IEEE Trans Neural Netw Learn Syst. 2015 May;26(5):933-50. doi: 10.1109/TNNLS.2014.2329097. Epub 2014 Jul 1.
Wafer defect detection using an intelligent system is an approach of quality improvement in semiconductor manufacturing that aims to enhance its process stability, increase production capacity, and improve yields. Occasionally, only few records that indicate defective units are available and they are classified as a minority group in a large database. Such a situation leads to an imbalanced data set problem, wherein it engenders a great challenge to deal with by applying machine-learning techniques for obtaining effective solution. In addition, the database may comprise overlapping samples of different classes. This paper introduces two models of evolutionary fuzzy ARTMAP (FAM) neural networks to deal with the imbalanced data set problems in a semiconductor manufacturing operations. In particular, both the FAM models and hybrid genetic algorithms are integrated in the proposed evolutionary artificial neural networks (EANNs) to classify an imbalanced data set. In addition, one of the proposed EANNs incorporates a facility to learn overlapping samples of different classes from the imbalanced data environment. The classification results of the proposed evolutionary FAM neural networks are presented, compared, and analyzed using several classification metrics. The outcomes positively indicate the effectiveness of the proposed networks in handling classification problems with imbalanced data sets.

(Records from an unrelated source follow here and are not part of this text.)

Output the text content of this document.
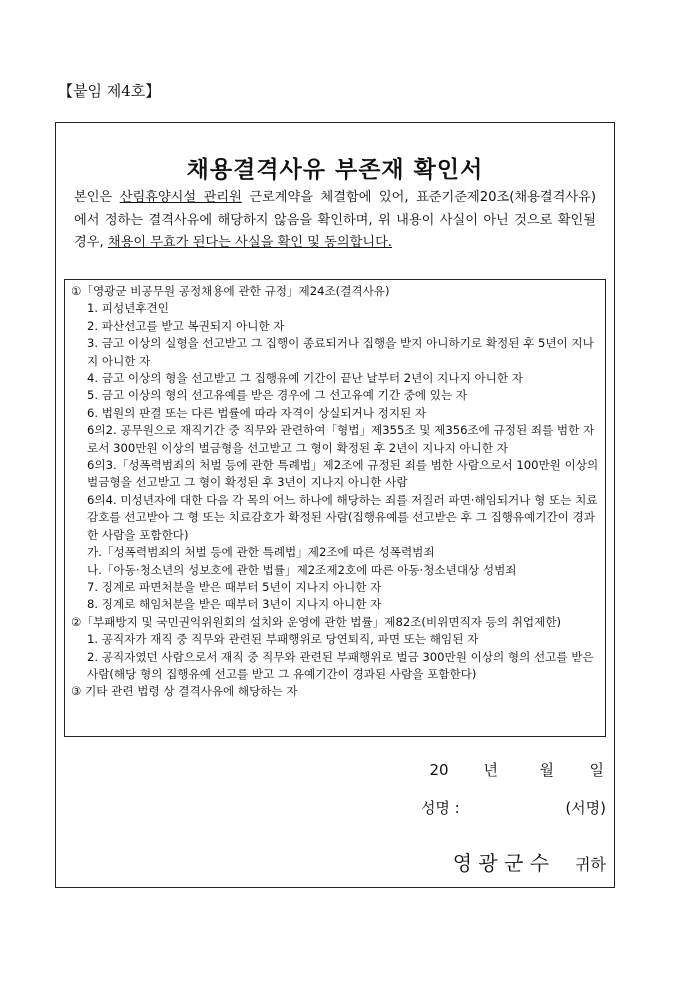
【붙임 제4호】
채용결격사유 부존재 확인서
본인은 산림휴양시설 관리원 근로계약을 체결함에 있어, 표준기준제20조(채용결격사유)에서 정하는 결격사유에 해당하지 않음을 확인하며, 위 내용이 사실이 아닌 것으로 확인될 경우, 채용이 무효가 된다는 사실을 확인 및 동의합니다.
①「영광군 비공무원 공정채용에 관한 규정」제24조(결격사유)
1. 피성년후견인
2. 파산선고를 받고 복권되지 아니한 자
3. 금고 이상의 실형을 선고받고 그 집행이 종료되거나 집행을 받지 아니하기로 확정된 후 5년이 지나지 아니한 자
4. 금고 이상의 형을 선고받고 그 집행유예 기간이 끝난 날부터 2년이 지나지 아니한 자
5. 금고 이상의 형의 선고유예를 받은 경우에 그 선고유예 기간 중에 있는 자
6. 법원의 판결 또는 다른 법률에 따라 자격이 상실되거나 정지된 자
6의2. 공무원으로 재직기간 중 직무와 관련하여「형법」제355조 및 제356조에 규정된 죄를 범한 자로서 300만원 이상의 벌금형을 선고받고 그 형이 확정된 후 2년이 지나지 아니한 자
6의3.「성폭력범죄의 처벌 등에 관한 특례법」제2조에 규정된 죄를 범한 사람으로서 100만원 이상의 벌금형을 선고받고 그 형이 확정된 후 3년이 지나지 아니한 사람
6의4. 미성년자에 대한 다음 각 목의 어느 하나에 해당하는 죄를 저질러 파면·해임되거나 형 또는 치료감호를 선고받아 그 형 또는 치료감호가 확정된 사람(집행유예를 선고받은 후 그 집행유예기간이 경과한 사람을 포함한다)
가.「성폭력범죄의 처벌 등에 관한 특례법」제2조에 따른 성폭력범죄
나.「아동·청소년의 성보호에 관한 법률」제2조제2호에 따른 아동·청소년대상 성범죄
7. 징계로 파면처분을 받은 때부터 5년이 지나지 아니한 자
8. 징계로 해임처분을 받은 때부터 3년이 지나지 아니한 자
②「부패방지 및 국민권익위원회의 설치와 운영에 관한 법률」제82조(비위면직자 등의 취업제한)
1. 공직자가 재직 중 직무와 관련된 부패행위로 당연퇴직, 파면 또는 해임된 자
2. 공직자였던 사람으로서 재직 중 직무와 관련된 부패행위로 벌금 300만원 이상의 형의 선고를 받은 사람(해당 형의 집행유예 선고를 받고 그 유예기간이 경과된 사람을 포함한다)
③ 기타 관련 법령 상 결격사유에 해당하는 자
20 년	월 일
성명 :	(서명)
영 광 군 수 귀하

使用智能系统进行晶圆缺陷检测是半导体制造中提高质量的一种方法,旨在提高其工艺稳定性、增加产能并提高产量。偶尔,只有少数记录表明存在缺陷的单元,并且它们在大型数据库中被归类为少数群体。这种情况导致数据集不平衡问题,这给应用机器学习技术来获得有效解决方案带来了巨大挑战。此外,数据库可能包含不同类别的重叠样本。本文介绍了两种进化模糊 ART MAP(FAM)神经网络模型,以解决半导体制造操作中的数据集不平衡问题。特别是,FAM 模型和混合遗传算法都集成在提出的进化人工神经网络(EANNs)中,以对不平衡数据集进行分类。此外,提出的 EANN 之一具有从不平衡数据环境中学习不同类别的重叠样本的功能。使用几种分类指标对所提出的进化 FAM 神经网络的分类结果进行了呈现、比较和分析。结果积极表明了所提出的网络在处理不平衡数据集的分类问题方面的有效性。